There was also a weights room, but this was sectioned off. Hossen remembers it “smelling of man”. Just like her clients before her, she decided not to go inside, choosing the resistance machines instead. “There wasn’t a thought process, but there were all the men in there, and little old me, and I’m still quite small.”
Going to the gym was always about improving her strength, rather than her appearance. “I was a teenager and I wanted to get strong,” she remembers. “I didn’t realise that it wasn’t normal. I thought, if I can’t do a push-up, I can train to do a push-up – as opposed to let me grow my bum.”
Even now, she rails against the idea that women should stay away from weight training because it’s not attractive to men. “There’s this whole stigma that we shouldn’t be weight training or strength training because it’s not attractive to men,” she says. “I was just doing what I wanted.”
SH Athletics was founded when Hossen realised that if she couldn’t find clothes that made her feel comfortable and confident, then other women must also be struggling. “I looked around and there was stuff in Malaysia, Turkey and Singapore, but there was nothing in Europe,” she remembers. “I thought that I probably needed a custom-made gym outfit for myself.”
She got talking to a friend who had started her own clothing line: “She said that starting a sports brand is quite easy because it’s just jeggings, and then you decide what kind of material, either cotton or lycra, and the style. But with what I wanted, it had to be designed from scratch.”
Hossen had a few hundred pounds saved from her part-time job.
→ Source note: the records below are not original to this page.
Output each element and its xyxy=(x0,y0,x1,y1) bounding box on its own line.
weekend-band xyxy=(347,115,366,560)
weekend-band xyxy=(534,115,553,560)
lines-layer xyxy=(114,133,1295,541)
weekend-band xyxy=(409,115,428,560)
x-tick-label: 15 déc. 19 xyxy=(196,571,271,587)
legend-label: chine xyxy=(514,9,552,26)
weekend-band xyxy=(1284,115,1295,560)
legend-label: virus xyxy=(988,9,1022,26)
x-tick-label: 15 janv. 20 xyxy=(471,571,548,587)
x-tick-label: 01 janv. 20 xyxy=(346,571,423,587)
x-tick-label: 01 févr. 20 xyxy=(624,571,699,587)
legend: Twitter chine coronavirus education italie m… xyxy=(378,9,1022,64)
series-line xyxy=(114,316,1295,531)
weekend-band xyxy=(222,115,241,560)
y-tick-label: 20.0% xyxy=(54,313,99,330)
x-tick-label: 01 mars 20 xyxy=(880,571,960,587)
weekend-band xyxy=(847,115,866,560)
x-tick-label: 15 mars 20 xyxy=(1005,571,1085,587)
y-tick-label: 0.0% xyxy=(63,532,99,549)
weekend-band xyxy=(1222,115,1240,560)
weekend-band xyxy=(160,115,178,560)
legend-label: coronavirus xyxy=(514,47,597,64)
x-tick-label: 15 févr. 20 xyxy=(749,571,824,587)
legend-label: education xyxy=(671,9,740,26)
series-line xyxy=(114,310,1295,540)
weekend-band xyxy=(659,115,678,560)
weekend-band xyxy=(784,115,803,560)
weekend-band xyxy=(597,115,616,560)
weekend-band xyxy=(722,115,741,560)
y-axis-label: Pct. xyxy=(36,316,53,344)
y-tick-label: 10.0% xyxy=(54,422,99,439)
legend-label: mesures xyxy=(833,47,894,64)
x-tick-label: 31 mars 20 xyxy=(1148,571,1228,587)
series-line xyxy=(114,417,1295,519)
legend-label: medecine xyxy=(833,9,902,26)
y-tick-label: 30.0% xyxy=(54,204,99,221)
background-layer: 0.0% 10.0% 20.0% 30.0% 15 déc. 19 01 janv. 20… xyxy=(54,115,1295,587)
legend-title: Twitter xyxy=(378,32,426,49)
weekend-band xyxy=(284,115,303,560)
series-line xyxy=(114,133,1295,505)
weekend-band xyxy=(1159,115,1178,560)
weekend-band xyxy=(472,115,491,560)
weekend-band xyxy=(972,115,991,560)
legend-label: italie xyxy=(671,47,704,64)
With help from a friend who had trained as a designer, she created some drawings that she paid to have made into her first line of clothes. These included training dresses, cut long in the body and with a flattering bias hem, high-waisted jogging bottoms and long-sleeved T-shirts. When the website launched in October 2015, Hossen watched excitedly as the first order came through from the US a few minutes later. “That was so cool!” she remembers.
SH Athletics is now in a research phase. Hossen plans to relaunch the brand in 2020 with new lines and fabrics. She is still self-funding the business, but thinking about crowdfunding to raise investment to take it to the next level.
One of the biggest challenges of being a young designer with a low budget, she says, is finding manufacturers willing to make clothes in small batches. “The quantities I’m after are not industrial,” she says. “Because my designs are so unique, I need someone I can work with who understands. I really want a manufacturer that I can grow a relationship with and who understands my brand.”
In October, Hossen will run fitness classes at the first Red Bull Amaphiko Academy in the UK, an event for aspiring entrepreneurs. Her best advice for entrepreneurs is something that could just as easily be applied in a workout: “Start where you are with what you have,” she says. “A lot of the time a lot of what stops us from starting is thinking that we have to have everything now, instead of making baby steps. Then reach out to see if other people can help.”